Marvel Claims Jack Kirby Was Just A Workerbee; Has No Right To Reclaim Copyright On Marvel Characters
from the and-here-we-go-again dept
Last fall, we wrote about how the heirs of famed comic artist Jack Kirby had started alerting everyone that he intended to reclaim his copyrights on various popular comic characters, such as Spiderman, the Hulk, Iron Man, The Avengers and others, using the termination right in copyright law that was recently used by the heirs of one of the creators of Superman to reclaim some of those rights. Not surprisingly, Marvel, who owns many of the characters that Kirby’s heirs want to take back, isn’t particularly pleased about this (especially since many of those characters have recently become extremely lucrative movie franchises). So it has gone to court to insist that Kirby had no right to the characters and that his work with Marvel was a “work for hire” situation, where Marvel retains all the copyrights. Kirby’s heirs, not surprisingly, disagree. They point out that Kirby worked out of his own house as a freelancer with no contract or employment agreement.

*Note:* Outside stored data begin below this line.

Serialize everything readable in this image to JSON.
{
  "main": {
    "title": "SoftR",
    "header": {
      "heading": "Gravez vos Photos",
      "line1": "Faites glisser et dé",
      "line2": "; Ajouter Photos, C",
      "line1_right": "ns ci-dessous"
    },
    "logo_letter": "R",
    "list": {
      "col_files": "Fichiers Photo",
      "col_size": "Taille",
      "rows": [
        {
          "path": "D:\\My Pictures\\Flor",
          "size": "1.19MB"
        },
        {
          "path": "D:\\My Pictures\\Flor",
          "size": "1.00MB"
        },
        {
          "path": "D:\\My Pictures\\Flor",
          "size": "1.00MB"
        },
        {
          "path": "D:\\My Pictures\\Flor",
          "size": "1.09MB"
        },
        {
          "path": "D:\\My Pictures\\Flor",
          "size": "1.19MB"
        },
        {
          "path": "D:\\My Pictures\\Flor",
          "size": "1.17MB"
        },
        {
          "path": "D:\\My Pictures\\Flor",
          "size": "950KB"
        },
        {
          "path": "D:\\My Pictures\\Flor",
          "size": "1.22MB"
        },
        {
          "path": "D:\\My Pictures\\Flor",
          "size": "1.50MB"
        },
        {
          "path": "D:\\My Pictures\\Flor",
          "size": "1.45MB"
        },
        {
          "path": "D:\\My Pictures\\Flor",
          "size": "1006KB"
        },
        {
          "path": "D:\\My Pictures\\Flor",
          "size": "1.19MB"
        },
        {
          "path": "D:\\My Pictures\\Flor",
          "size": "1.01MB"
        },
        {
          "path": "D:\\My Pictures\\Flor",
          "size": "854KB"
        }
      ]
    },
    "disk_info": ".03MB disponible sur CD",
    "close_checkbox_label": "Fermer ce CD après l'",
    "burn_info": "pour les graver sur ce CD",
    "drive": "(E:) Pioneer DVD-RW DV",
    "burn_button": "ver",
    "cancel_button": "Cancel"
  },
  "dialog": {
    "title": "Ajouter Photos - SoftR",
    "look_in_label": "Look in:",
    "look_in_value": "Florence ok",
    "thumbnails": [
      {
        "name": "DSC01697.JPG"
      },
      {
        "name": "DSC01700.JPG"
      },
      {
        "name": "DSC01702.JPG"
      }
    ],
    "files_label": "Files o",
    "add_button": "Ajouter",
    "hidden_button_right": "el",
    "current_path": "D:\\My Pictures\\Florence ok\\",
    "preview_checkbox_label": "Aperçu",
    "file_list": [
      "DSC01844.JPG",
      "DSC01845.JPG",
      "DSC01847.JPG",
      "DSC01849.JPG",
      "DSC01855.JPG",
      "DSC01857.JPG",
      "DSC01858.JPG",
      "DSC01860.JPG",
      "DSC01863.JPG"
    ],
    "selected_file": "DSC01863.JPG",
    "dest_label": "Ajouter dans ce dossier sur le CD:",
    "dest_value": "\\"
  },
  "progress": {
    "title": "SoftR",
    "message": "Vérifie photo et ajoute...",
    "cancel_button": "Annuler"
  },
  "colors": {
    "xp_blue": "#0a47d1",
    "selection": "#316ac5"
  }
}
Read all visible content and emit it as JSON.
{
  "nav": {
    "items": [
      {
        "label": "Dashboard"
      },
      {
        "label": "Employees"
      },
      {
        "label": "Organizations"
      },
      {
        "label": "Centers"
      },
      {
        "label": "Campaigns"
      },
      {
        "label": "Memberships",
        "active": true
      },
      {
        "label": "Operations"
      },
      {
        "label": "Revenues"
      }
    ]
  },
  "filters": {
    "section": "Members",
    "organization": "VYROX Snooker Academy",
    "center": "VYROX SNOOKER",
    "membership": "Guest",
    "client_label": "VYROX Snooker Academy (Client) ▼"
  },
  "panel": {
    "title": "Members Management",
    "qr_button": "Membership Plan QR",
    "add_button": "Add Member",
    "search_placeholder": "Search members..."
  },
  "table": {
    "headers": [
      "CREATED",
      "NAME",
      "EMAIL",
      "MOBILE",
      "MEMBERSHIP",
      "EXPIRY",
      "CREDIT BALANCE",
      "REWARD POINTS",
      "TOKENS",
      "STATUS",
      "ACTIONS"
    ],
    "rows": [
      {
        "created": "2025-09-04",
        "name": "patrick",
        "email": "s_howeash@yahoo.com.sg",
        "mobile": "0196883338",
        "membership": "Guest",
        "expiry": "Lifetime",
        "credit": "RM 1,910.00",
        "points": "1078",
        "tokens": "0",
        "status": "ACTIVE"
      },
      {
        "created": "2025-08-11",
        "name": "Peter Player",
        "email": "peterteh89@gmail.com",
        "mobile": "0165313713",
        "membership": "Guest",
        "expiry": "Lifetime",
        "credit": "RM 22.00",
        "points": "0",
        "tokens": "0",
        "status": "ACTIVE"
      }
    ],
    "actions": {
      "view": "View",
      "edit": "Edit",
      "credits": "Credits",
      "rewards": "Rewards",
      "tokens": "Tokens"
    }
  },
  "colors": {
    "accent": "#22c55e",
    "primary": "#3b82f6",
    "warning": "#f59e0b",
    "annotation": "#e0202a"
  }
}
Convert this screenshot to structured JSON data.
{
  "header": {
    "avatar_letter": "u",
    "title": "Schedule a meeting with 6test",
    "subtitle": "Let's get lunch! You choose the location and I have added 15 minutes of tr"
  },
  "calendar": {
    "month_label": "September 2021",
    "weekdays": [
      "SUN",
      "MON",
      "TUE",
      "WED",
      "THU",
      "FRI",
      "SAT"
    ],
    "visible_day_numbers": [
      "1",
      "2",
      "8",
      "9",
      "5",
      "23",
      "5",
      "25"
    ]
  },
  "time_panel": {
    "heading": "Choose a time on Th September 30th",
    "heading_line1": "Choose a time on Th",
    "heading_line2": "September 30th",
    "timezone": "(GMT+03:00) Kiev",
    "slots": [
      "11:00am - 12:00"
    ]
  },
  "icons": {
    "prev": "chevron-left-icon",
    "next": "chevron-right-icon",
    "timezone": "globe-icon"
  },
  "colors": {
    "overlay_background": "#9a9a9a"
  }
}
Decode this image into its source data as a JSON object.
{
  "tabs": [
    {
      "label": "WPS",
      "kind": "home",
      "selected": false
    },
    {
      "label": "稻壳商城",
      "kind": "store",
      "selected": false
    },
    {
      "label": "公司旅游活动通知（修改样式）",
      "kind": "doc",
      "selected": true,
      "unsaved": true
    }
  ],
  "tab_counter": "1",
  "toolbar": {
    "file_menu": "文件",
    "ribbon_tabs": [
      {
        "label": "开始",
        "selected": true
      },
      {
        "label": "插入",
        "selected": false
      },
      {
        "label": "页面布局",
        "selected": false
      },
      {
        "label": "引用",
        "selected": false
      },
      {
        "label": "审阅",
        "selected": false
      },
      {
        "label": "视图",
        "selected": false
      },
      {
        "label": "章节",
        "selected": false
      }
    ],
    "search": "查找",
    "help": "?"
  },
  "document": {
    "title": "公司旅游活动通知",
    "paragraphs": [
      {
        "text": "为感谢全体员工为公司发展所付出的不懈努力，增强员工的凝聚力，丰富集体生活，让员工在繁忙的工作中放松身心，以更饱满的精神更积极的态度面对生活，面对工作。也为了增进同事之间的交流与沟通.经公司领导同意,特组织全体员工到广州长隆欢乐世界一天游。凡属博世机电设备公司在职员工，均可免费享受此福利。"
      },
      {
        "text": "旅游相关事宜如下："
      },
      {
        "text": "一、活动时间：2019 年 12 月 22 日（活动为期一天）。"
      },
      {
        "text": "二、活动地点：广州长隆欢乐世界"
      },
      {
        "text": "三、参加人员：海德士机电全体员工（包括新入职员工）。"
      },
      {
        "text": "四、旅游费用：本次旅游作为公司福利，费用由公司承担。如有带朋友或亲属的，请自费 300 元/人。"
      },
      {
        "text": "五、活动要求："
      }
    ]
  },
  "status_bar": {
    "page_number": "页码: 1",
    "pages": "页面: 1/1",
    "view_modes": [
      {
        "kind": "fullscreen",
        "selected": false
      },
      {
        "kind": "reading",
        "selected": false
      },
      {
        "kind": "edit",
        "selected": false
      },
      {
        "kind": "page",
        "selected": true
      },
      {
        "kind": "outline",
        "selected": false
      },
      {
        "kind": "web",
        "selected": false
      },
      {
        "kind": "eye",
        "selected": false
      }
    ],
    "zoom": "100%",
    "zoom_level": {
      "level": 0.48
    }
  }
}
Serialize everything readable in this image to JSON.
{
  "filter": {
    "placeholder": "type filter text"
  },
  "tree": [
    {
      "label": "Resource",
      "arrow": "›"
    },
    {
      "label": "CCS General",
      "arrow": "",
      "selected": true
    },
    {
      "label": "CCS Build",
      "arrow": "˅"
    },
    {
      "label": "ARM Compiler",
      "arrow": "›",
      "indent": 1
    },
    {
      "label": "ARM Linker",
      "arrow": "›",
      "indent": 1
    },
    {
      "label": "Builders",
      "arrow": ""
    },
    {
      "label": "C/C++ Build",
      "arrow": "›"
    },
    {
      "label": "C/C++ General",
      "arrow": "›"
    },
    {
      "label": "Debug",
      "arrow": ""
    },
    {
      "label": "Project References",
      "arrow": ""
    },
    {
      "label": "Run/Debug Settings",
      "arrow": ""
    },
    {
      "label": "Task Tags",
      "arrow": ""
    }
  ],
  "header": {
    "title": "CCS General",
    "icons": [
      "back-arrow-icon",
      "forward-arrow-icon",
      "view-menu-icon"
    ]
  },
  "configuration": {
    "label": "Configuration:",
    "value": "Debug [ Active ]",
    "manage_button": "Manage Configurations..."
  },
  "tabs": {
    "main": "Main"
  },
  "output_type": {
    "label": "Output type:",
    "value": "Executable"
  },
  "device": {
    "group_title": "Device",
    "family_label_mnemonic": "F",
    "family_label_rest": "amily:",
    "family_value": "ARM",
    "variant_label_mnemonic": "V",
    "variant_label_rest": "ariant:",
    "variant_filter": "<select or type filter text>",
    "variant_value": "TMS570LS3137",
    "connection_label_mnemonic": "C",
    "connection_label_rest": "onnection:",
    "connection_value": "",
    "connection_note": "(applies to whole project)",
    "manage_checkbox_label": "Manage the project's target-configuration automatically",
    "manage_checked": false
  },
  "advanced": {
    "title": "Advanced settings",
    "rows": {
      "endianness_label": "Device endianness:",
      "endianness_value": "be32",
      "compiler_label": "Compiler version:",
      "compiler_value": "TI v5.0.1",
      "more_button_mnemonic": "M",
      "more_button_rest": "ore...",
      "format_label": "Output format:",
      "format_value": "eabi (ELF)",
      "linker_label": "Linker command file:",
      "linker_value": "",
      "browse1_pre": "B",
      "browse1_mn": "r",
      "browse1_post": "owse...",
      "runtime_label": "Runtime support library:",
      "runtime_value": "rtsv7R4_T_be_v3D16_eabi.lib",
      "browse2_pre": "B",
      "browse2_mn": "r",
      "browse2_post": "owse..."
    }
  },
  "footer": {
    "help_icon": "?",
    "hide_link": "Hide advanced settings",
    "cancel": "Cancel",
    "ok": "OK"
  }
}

I have to admit that I’m not a fan of the termination right for copyright, because it makes a huge mess of things. However, given that it’s there, it’s really pretty sickening the lengths to which big entertainment companies will go to try to block creators from using it. Remember, these are the same giant entertainment companies who will insist time and time again that they need special government protections to “protect the artists.” But any chance they get they’ll screw those artists over. You may recall the attempt a decade ago by the RIAA to change copyright law in the middle of the night (literally) by having a staffer slip four words into a larger piece of legislation that would have avoided some of these termination claims. The entertainment industry has no interest in protecting the artists. It only wants to protect its bottom line — and if that means screwing over the artists, it will do so at every turn.